Oggi vorremmo raccontarvi una storia d’amore, quella di Quintarelli e delle pietre naturali. Una storia d’amore che abbiamo costruito pezzo su pezzo, cesellato e levigato per 60 anni, un amore che tutt’oggi continua a crescere.
Questa storia inizia ufficialmente nel 1964 con Antonio Quintarelli, il più giovane della vecchia generazione di artigiani e cavapietre della Lessinia. È con lui che nasce l’azienda “Lavorazione Pietre Quintarelli Antonio” il primo embrione della nostra realtà.
Nel 1975 Antonio apre la prima cava di Pietra della Lessinia, denominata “Loffa” situata sull’omonimo monte dell’Altopiano dei Monti Lessini, che ancora oggi è in attività e fornisce Pietra della migliore qualità in tutti i suoi 72 strati.
Qualche anno dopo, nel 1977, nasce l’azienda Mobilificio Quintarelli che unisce all’estrazione e alla lavorazione della Pietra, la commercializzazione di mobili e arredi.
Antonio ha portato avanti nel tempo varie attività per esaltare questo materiale così unico, che rifiuta le logiche industriali e celebra ancora il lavoro artigianale. Nel 1984 promuove il Consorzio “La pietra” di cui resterà presidente per molti anni.
La tradizione deve andare al passo con l’innovazione, lo sapeva bene anche Antonio che nel 1985 deposita il brevetto per il rullo a punte metalliche intercambiabili, una rivoluzione nel campo della lavorazione della pietra, che entra pian piano in tutti i laboratori per la lavorazione di rullatura.

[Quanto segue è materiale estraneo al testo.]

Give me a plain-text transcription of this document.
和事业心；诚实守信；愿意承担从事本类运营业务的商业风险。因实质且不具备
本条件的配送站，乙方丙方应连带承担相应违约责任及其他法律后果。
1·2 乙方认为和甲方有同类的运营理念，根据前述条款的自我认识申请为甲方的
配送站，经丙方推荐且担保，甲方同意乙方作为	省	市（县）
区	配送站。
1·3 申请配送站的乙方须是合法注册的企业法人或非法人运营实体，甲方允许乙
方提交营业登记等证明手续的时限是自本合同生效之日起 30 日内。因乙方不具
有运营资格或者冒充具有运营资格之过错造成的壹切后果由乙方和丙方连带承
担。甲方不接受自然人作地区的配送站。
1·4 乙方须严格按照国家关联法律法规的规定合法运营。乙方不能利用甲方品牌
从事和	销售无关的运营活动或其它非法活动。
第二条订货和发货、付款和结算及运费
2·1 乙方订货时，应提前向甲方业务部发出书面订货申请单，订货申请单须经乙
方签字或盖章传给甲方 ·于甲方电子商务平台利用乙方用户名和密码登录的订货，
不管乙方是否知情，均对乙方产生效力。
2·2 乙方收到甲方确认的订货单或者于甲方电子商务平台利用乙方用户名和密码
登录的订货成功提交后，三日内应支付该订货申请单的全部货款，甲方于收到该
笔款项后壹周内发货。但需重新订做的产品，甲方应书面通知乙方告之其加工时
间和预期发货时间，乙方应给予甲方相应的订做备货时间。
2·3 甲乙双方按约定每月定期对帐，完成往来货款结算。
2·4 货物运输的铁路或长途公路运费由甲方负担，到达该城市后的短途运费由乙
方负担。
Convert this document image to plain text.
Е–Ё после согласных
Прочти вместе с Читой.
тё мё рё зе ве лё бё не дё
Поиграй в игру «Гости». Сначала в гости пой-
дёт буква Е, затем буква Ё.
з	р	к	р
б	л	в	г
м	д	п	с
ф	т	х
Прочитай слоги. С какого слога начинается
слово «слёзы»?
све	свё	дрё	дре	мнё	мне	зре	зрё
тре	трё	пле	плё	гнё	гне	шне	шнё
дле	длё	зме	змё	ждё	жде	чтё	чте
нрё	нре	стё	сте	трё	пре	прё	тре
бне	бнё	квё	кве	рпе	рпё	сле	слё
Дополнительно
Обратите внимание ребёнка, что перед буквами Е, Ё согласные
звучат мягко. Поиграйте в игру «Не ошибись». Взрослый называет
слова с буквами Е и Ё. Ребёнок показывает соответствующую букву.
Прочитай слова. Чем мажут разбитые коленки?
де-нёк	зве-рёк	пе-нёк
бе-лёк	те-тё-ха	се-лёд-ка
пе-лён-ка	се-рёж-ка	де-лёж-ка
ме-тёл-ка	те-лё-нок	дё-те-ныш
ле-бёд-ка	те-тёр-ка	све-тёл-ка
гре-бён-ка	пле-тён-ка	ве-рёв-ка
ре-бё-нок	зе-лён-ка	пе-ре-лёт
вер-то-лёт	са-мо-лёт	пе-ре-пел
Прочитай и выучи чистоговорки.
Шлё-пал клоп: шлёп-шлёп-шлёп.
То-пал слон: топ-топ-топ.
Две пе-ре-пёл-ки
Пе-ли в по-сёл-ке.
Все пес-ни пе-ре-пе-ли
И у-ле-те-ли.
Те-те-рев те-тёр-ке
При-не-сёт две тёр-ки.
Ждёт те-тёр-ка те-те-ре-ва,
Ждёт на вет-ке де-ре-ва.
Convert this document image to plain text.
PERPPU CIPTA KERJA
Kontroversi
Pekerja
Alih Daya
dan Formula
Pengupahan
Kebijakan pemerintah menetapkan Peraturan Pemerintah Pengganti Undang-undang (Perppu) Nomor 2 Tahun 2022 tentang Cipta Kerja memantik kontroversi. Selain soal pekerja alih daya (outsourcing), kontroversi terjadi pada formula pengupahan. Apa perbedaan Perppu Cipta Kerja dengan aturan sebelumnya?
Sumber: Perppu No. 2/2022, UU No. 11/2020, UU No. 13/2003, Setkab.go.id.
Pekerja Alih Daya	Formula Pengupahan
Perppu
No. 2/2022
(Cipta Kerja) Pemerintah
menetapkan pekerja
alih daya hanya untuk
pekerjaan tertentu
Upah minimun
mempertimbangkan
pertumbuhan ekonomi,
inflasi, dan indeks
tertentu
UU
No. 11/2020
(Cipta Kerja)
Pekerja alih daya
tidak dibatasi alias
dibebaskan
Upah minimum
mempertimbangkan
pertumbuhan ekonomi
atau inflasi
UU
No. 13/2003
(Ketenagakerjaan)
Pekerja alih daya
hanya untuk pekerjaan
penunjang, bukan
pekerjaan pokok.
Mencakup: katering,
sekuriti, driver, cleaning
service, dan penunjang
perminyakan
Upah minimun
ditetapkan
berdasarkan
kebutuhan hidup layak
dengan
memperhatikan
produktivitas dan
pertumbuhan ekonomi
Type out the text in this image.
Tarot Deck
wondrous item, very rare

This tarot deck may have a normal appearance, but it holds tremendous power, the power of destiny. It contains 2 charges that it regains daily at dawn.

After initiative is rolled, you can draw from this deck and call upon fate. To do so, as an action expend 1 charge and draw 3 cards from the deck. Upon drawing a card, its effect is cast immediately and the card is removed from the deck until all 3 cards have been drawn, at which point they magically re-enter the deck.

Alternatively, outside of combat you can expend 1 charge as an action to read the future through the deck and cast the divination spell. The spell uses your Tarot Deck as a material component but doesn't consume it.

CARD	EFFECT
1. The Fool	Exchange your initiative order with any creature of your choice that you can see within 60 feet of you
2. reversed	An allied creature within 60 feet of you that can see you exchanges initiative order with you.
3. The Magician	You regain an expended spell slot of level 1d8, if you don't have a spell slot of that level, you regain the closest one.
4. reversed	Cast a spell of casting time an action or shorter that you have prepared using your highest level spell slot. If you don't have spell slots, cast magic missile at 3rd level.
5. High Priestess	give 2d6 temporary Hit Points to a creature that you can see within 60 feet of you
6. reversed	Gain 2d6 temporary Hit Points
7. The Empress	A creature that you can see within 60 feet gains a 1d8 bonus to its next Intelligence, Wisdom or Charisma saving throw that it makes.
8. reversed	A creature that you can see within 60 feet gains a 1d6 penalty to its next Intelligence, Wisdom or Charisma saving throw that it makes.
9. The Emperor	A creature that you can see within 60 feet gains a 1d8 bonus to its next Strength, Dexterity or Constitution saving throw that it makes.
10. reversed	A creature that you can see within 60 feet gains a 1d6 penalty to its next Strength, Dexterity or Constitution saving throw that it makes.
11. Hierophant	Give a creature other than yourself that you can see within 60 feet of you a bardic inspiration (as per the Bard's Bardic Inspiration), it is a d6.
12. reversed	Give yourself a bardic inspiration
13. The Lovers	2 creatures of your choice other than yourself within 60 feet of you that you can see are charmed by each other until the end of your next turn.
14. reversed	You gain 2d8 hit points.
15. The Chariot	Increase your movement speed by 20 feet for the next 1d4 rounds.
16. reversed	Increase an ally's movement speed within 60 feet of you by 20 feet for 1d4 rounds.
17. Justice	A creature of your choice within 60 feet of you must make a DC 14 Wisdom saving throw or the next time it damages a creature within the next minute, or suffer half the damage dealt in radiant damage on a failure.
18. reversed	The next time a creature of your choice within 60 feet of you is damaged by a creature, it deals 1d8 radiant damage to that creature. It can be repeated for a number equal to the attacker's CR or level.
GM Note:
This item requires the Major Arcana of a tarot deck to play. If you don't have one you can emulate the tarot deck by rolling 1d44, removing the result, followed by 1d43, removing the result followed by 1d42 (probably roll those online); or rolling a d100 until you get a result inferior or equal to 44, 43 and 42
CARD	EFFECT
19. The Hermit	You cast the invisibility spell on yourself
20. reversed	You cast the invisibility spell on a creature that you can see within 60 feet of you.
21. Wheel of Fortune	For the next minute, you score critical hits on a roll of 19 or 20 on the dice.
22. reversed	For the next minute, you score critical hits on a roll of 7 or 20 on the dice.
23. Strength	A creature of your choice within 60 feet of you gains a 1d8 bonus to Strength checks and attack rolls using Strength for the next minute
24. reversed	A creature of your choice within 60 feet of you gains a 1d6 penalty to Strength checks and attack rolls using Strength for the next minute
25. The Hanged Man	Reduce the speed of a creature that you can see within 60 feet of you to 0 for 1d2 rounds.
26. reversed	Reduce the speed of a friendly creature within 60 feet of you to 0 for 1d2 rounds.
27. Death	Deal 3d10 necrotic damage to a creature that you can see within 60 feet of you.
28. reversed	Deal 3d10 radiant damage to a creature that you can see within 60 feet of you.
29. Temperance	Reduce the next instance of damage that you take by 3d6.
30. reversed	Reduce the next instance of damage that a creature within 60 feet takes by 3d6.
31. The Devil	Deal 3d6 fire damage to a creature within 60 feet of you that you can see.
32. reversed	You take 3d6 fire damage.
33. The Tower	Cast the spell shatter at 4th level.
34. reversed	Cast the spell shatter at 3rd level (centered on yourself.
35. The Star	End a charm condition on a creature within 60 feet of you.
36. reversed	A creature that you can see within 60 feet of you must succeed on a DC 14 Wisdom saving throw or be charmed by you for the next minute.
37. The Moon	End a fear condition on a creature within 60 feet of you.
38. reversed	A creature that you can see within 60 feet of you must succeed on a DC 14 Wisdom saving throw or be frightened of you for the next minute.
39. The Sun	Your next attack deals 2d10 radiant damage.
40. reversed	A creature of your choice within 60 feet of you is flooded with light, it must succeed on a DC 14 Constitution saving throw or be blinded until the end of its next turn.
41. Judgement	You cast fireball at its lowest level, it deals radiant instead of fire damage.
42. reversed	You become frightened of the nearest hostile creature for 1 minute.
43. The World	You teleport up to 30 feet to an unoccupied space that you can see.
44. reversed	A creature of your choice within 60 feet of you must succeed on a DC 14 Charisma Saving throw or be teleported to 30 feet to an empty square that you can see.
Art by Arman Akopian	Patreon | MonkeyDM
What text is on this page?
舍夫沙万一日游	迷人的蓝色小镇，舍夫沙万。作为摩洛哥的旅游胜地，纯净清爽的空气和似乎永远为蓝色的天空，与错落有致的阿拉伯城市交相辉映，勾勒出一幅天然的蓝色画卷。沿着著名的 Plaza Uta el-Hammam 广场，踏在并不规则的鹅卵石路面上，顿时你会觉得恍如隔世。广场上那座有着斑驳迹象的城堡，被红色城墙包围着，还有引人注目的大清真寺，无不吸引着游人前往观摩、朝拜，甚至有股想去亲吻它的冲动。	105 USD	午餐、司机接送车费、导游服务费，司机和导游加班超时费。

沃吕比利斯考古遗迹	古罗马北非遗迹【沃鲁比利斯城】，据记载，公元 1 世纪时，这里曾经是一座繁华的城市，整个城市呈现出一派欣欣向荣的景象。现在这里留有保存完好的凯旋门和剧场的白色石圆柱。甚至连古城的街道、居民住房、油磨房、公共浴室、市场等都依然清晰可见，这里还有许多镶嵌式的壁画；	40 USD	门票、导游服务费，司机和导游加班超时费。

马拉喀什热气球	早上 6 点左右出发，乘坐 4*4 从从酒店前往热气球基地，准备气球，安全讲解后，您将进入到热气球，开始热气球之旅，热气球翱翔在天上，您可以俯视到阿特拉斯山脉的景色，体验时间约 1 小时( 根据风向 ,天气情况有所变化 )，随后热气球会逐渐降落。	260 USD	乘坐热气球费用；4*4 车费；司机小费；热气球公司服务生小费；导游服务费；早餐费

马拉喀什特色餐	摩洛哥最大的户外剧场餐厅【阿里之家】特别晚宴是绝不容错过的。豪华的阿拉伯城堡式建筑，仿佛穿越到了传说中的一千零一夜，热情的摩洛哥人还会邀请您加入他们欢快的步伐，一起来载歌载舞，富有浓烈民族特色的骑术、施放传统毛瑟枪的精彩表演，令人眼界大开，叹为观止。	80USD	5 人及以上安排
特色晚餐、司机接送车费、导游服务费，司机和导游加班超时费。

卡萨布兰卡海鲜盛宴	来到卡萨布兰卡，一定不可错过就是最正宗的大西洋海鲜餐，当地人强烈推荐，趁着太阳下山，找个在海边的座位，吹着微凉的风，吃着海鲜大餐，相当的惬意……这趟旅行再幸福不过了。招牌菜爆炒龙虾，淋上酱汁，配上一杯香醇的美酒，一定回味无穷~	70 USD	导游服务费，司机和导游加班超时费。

Nel 1988 presso la fiera Marmomacchine di Sant’Ambrogio di Valpolicella, Antonio viene nominato “Mastro della Pietra” a celebrazione dei tanti risultati raggiunti nel settore.
Quello di fine anni ’80 e inizio anni ’90 è un periodo di grandi espansioni per l’azienda, che inizia a collaborare con una ditta trentina, fondando la ditta “Marmi Pila” con la quale nel 1991 apriranno la Cava Pila a Villamontagna, dove viene estratto il marmo Rosso e Verdello di Trento. Grazie al boom economico del periodo il centro storico del capoluogo trentino viene ristrutturato con marmo della zona e la Quintarelli partecipa attivamente ai lavori.
Nel 1992 nasce ufficialmente la società Quintarelli Pietre e Marmi SRL con Antonio e la figlia Federica, insieme qualche anno dopo apriranno la Cava Costalunga a Monte di Sant’Ambrogio dalla quale veniva estratto il Bronzetto Veronese.
Nel 2006 con la scomparsa di Antonio, l’attività passa totalmente in mano alla figlia Federica che assieme al marito Silvano Momi, inizia a seguire con attenzione l’intero processo produttivo, dalle cave al laboratorio, per proporre un prodotto finito eccellente.
Dal 2018 Quintarelli è l’unico proprietario della Cava Pila a Villamontagna, e dopo una serie di importanti sforzi e investimenti, quest’ultima è tornata ad estrarre a pieno regime. La Cava Pila è l’unica cava di marmo Rosso e Verdello di Trento esistente al mondo ed è in grado di soddisfare tutte le esigenze che il mercato richiede nei prossimi decenni.
Quello di Quintarelli è un amore che ha avvolto tutti, che si è trasformato in una vocazione di famiglia e in un’azienda fiorente. Oggi al fianco di Federica e Silvano sono presente anche i figli Elia, Marco e Sara. Insieme portano avanti la filosofia che era stata del nonno, quella del rispetto e dell’attenzione per un materiale naturale dalle immense possibilità.